2026-03-16 Papers

1/2

Paper 1

Spatial-TTT: Streaming Visual-based Spatial Intelligence with Test-Time Training

Published: 2026-03-12

Link: http://arxiv.org/pdf/2603.12255

1. 📘 Topic and Domain: The paper focuses on streaming visual-based spatial intelligence using test-time training (TTT) for multimodal large language models (MLLMs) to understand 3D spatial relationships from long-horizon video streams.

2. 💡 Previous Research and New Ideas: The paper builds on test-time training methods and existing spatial MLLMs, proposing a novel hybrid TTT architecture with spatial-predictive mechanisms using 3D spatiotemporal convolutions and dense scene-description supervision for effective fast-weight updates.

3. ❓ Problem: The paper addresses MLLMs' inability to maintain and update spatial understanding from unbounded video streams, where spatial information emerges gradually through continuous observations with changing viewpoints and occlusions.

4. 🛠️ Methods: The authors use a hybrid architecture interleaving TTT layers with self-attention layers (3:1 ratio), large-chunk updates with sliding-window attention, spatial-predictive 3D convolutions, and dense scene-description training data.

5. 📊 Results and Evaluation: Spatial-TTT-2B achieves state-of-the-art performance on VSI-Bench (64.4 Avg.), MindCube-Tiny (76.2 ACC), and VSI-SUPER benchmarks, outperforming both proprietary and open-source models while maintaining efficient memory usage for long videos.

Spatial-TTT: Streaming Visual-based Spatial Intelligence with Test-Time Training

1/2

Paper 2

Strategic Navigation or Stochastic Search? How Agents and Humans Reason Over Document Collections

Published: 2026-03-12

Link: http://arxiv.org/pdf/2603.12180

1. 📘 Topic and Domain: The paper introduces MADQA, a benchmark for evaluating multimodal agentic systems on document-intensive workflows involving complex reasoning over heterogeneous PDF collections.

2. 💡 Previous Research and New Ideas: Building on existing document QA benchmarks that focus on single documents or simple retrieval, the paper proposes a new benchmark requiring genuine multi-step planning and iterative retrieval across document collections with fully human-authored questions.

3. ❓ Problem: The paper aims to determine whether multimodal agents demonstrate strategic reasoning capabilities or merely rely on brute-force stochastic search when answering questions across document collections.
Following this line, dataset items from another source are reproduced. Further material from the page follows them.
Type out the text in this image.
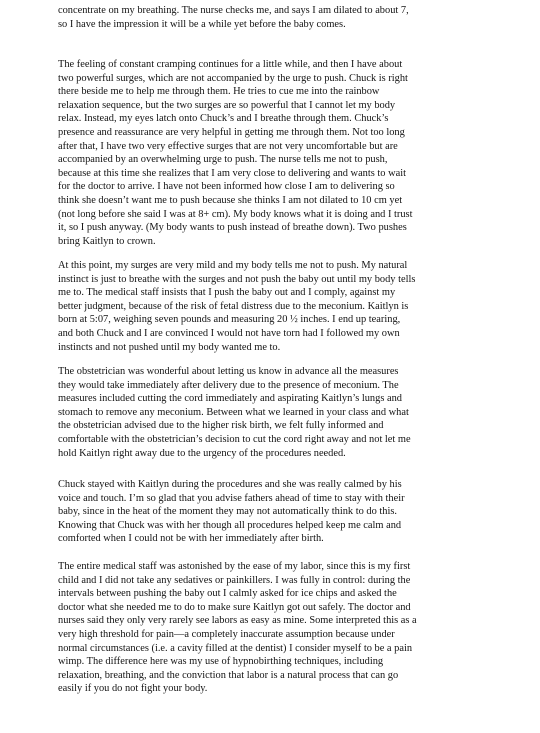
concentrate on my breathing. The nurse checks me, and says I am dilated to about 7,
so I have the impression it will be a while yet before the baby comes.
The feeling of constant cramping continues for a little while, and then I have about
two powerful surges, which are not accompanied by the urge to push. Chuck is right
there beside me to help me through them. He tries to cue me into the rainbow
relaxation sequence, but the two surges are so powerful that I cannot let my body
relax. Instead, my eyes latch onto Chuck’s and I breathe through them. Chuck’s
presence and reassurance are very helpful in getting me through them. Not too long
after that, I have two very effective surges that are not very uncomfortable but are
accompanied by an overwhelming urge to push. The nurse tells me not to push,
because at this time she realizes that I am very close to delivering and wants to wait
for the doctor to arrive. I have not been informed how close I am to delivering so
think she doesn’t want me to push because she thinks I am not dilated to 10 cm yet
(not long before she said I was at 8+ cm). My body knows what it is doing and I trust
it, so I push anyway. (My body wants to push instead of breathe down). Two pushes
bring Kaitlyn to crown.
At this point, my surges are very mild and my body tells me not to push. My natural
instinct is just to breathe with the surges and not push the baby out until my body tells
me to. The medical staff insists that I push the baby out and I comply, against my
better judgment, because of the risk of fetal distress due to the meconium. Kaitlyn is
born at 5:07, weighing seven pounds and measuring 20 ½ inches. I end up tearing,
and both Chuck and I are convinced I would not have torn had I followed my own
instincts and not pushed until my body wanted me to.
The obstetrician was wonderful about letting us know in advance all the measures
they would take immediately after delivery due to the presence of meconium. The
measures included cutting the cord immediately and aspirating Kaitlyn’s lungs and
stomach to remove any meconium. Between what we learned in your class and what
the obstetrician advised due to the higher risk birth, we felt fully informed and
comfortable with the obstetrician’s decision to cut the cord right away and not let me
hold Kaitlyn right away due to the urgency of the procedures needed.
Chuck stayed with Kaitlyn during the procedures and she was really calmed by his
voice and touch. I’m so glad that you advise fathers ahead of time to stay with their
baby, since in the heat of the moment they may not automatically think to do this.
Knowing that Chuck was with her though all procedures helped keep me calm and
comforted when I could not be with her immediately after birth.
The entire medical staff was astonished by the ease of my labor, since this is my first
child and I did not take any sedatives or painkillers. I was fully in control: during the
intervals between pushing the baby out I calmly asked for ice chips and asked the
doctor what she needed me to do to make sure Kaitlyn got out safely. The doctor and
nurses said they only very rarely see labors as easy as mine. Some interpreted this as a
very high threshold for pain—a completely inaccurate assumption because under
normal circumstances (i.e. a cavity filled at the dentist) I consider myself to be a pain
wimp. The difference here was my use of hypnobirthing techniques, including
relaxation, breathing, and the conviction that labor is a natural process that can go
easily if you do not fight your body.
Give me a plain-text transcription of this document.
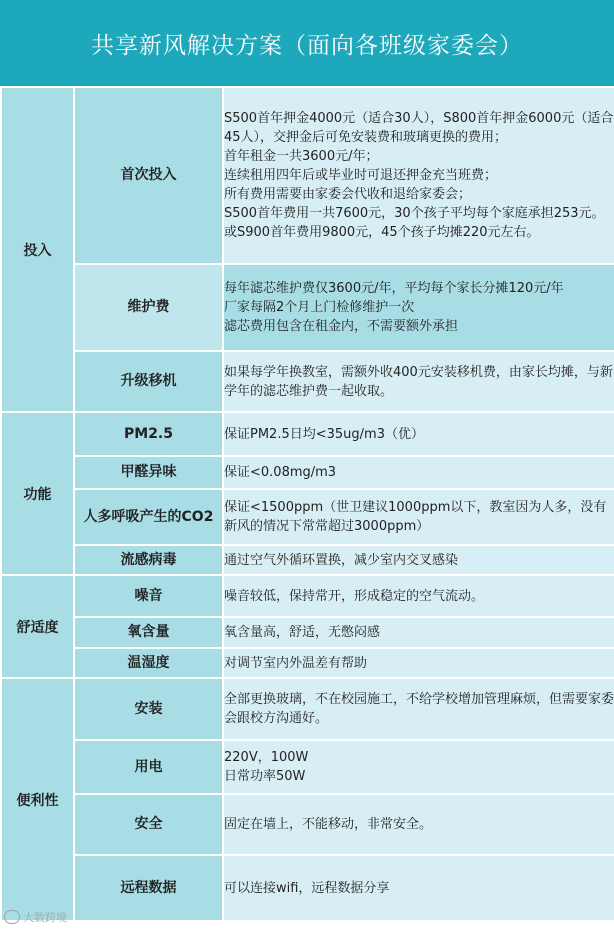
共享新风解决方案（面向各班级家委会）
投入	首次投入	S500首年押金4000元（适合30人），S800首年押金6000元（适合45人），交押金后可免安装费和玻璃更换的费用；
首年租金一共3600元/年；
连续租用四年后或毕业时可退还押金充当班费；
所有费用需要由家委会代收和退给家委会；
S500首年费用一共7600元，30个孩子平均每个家庭承担253元。或S900首年费用9800元，45个孩子均摊220元左右。

	维护费	每年滤芯维护费仅3600元/年，平均每个家长分摊120元/年
厂家每隔2个月上门检修维护一次
滤芯费用包含在租金内，不需要额外承担

	升级移机	如果每学年换教室，需额外收400元安装移机费，由家长均摊，与新学年的滤芯维护费一起收取。

功能	PM2.5	保证PM2.5日均<35ug/m3（优）

	甲醛异味	保证<0.08mg/m3

	人多呼吸产生的CO2	保证<1500ppm（世卫建议1000ppm以下，教室因为人多，没有新风的情况下常常超过3000ppm）

	流感病毒	通过空气外循环置换，减少室内交叉感染

舒适度	噪音	噪音较低，保持常开，形成稳定的空气流动。

	氧含量	氧含量高，舒适，无憋闷感

	温湿度	对调节室内外温差有帮助

便利性	安装	全部更换玻璃，不在校园施工，不给学校增加管理麻烦，但需要家委会跟校方沟通好。

	用电	220V，100W
日常功率50W

	安全	固定在墙上，不能移动，非常安全。

	远程数据	可以连接wifi，远程数据分享
大数跨境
4. 🛠️ Methods: The authors created 2,250 human-authored questions over 800 PDFs, used Classical Test Theory for principled dataset splits, and introduced a novel evaluation protocol measuring accuracy-effort trade-offs using the Kuiper statistic.

5. 📊 Results and Evaluation: While the best agents matched human accuracy (~82%), they succeeded on different questions, relied on brute-force search, failed to close a 20% gap to oracle performance, and showed poor effort calibration compared to humans.

Strategic Navigation or Stochastic Search? How Agents and Humans Reason Over Document Collections

1/2

Paper 3

LMEB: Long-horizon Memory Embedding Benchmark

Published: 2026-03-12

Link: http://arxiv.org/pdf/2603.12572

1. 📘 Topic and Domain: The paper introduces LMEB (Long-horizon Memory Embedding Benchmark), a comprehensive evaluation framework for text embeddings focused on long-term, context-dependent memory retrieval tasks.

2. 💡 Previous Research and New Ideas: The paper builds on existing text embedding benchmarks like MTEB, BEIR, and MIRACL that focus on traditional passage retrieval, proposing a new benchmark that specifically evaluates models' ability to handle fragmented, temporally distant, and context-dependent memory retrieval across episodic, dialogue, semantic, and procedural memory types.

3. ❓ Problem: Current embedding benchmarks fail to adequately evaluate models' capacity to handle long-horizon memory retrieval tasks that involve recalling fragmented, context-dependent information over extended periods, leaving a gap in understanding how models perform in memory-intensive scenarios.

4. 🛠️ Methods: The authors compiled 22 datasets across 4 memory types with 193 zero-shot retrieval tasks, evaluated 15 embedding models (ranging from 239M to 12B parameters) using NDCG@10 and Recall@10 metrics, and analyzed correlations between LMEB and MTEB performance.

5. 📊 Results and Evaluation: The best model achieved 61.41 Mean (Dataset) score on NDCG@10, larger models didn't consistently outperform smaller ones, and LMEB showed orthogonality to MTEB (Pearson correlation: -0.115, Spearman: -0.130), indicating that traditional passage retrieval performance doesn't generalize to long-horizon memory retrieval.